Dr. Sheen had been a neurointensivist for five years, which meant she had seen it all—brain bleeds, strokes, and the occasional patient who mistook their IV pole for a microphone stand during sedation. But nothing could have prepared her for this one particularly absurd night in the ICU.
It started at 7:00 p.m. when she walked into the unit, coffee in hand, mentally preparing for another 12-hour shift. As soon as she stepped inside, her nurse, Jake, approached her with a look of sheer panic.
"Dr. Sheen, Room 4 is trying to escape!"
"Escape? Who is it? The guy with the craniotomy or the one on a ventilator?"
"The craniotomy guy."
She sighed, set her coffee down, and ran to Room 4, where she found Mr.

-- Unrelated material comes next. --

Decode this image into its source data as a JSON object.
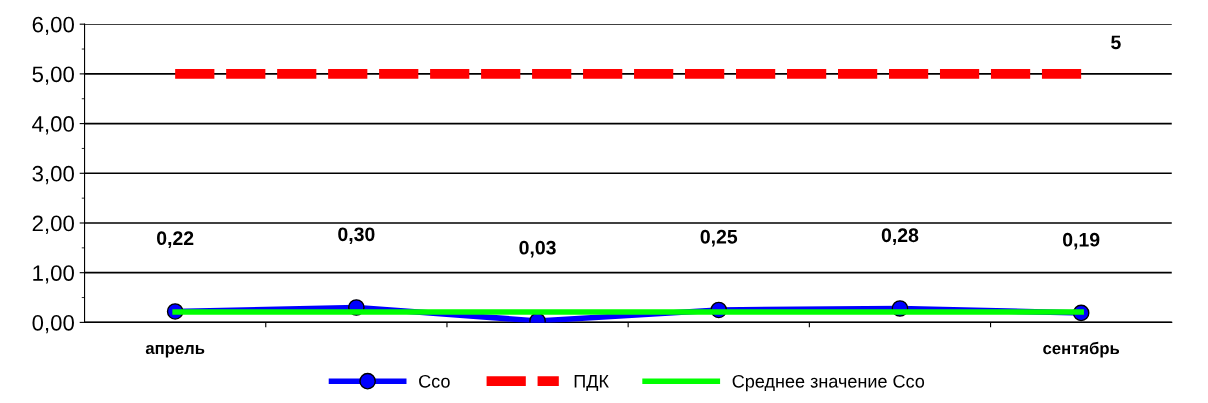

Peters—who had just had brain surgery yesterday—standing on his bed, IV still attached, yelling, "I AM INVINCIBLE!"
"Mr. Peters, you are very much vincible. Please sit down before I have to surgically put your brain back in again," she said, hands on her hips.
Mr. Peters, as if considering this deeply, finally sat down. But not before attempting to fist-bump her.
She barely had time to process this before another nurse shouted, "Dr. Sheen! Room 7 is having a… situation."
"Situation?"
"Yeah, uh, the patient's spouse snuck in a parrot, and now it’s loose in the ICU."
Dr. Sheen blinked. "I'm sorry. A what?"
"A parrot. It's flying around, screaming ‘CODE BLUE’ at random intervals."
As if on cue, a green parrot swooped past, squawking, "CODE BLUE! CODE BLUE!"
Every nurse and doctor in the unit instinctively turned toward the crash cart.
"False alarm, everyone!" Sheen called out. "That was the bird. I repeat, THE BIRD IS NOT A MEDICAL EMERGENCY."
The parrot landed on the IV pole next to her and glared at her with the intensity of a seasoned attending physician.
"Fine, I'll allow it," she muttered, walking away.
It was only 9:00 p.m.
By 11:00, she had managed to calm down the chaos. Mr. Peters was restrained (gently), the parrot had been relocated (temporarily), and she was finally getting a moment to review her patients' charts.
Then, the hospital phone went off.
CODE BROWN – ROOM 12
Sheen groaned. Code Brown. The most terrifying of all codes. She ran into Room 12, expecting the worst.
And she was right.
Mr. Sanchez, an 86-year-old man with the sweetest face but the gastrointestinal endurance of a war tank, had unleashed what could only be described as a Category 5 fecal hurricane. It was on the bed. The walls. The IV tubing. How? No one knew. The laws of physics had been defied.
She turned to the nurse beside her. "You have a garbage bag?"
"Yeah?"
"Good. Put it over my head. I’m moving to Alaska."
But she couldn’t. Because right at that moment, the parrot—now loose again—landed on her shoulder and screamed, "HOLD YOUR BREATH, SHEEN!"
And that is how Dr. Sheen spent her night in the ICU: dodging flying parrots, wrestling with brain surgery escape artists, and standing knee-deep in the aftermath of Mr. Sanchez’s gastrointestinal catastrophe.
By morning, as the sun rose and her shift ended, she sat in the break room, chugging coffee straight from the pot. The parrot, now somehow her emotional support animal, sat on her shoulder.
She exhaled deeply and muttered, "I should've gone into dermatology."
The parrot nodded sagely and replied, "YOU THINK?!"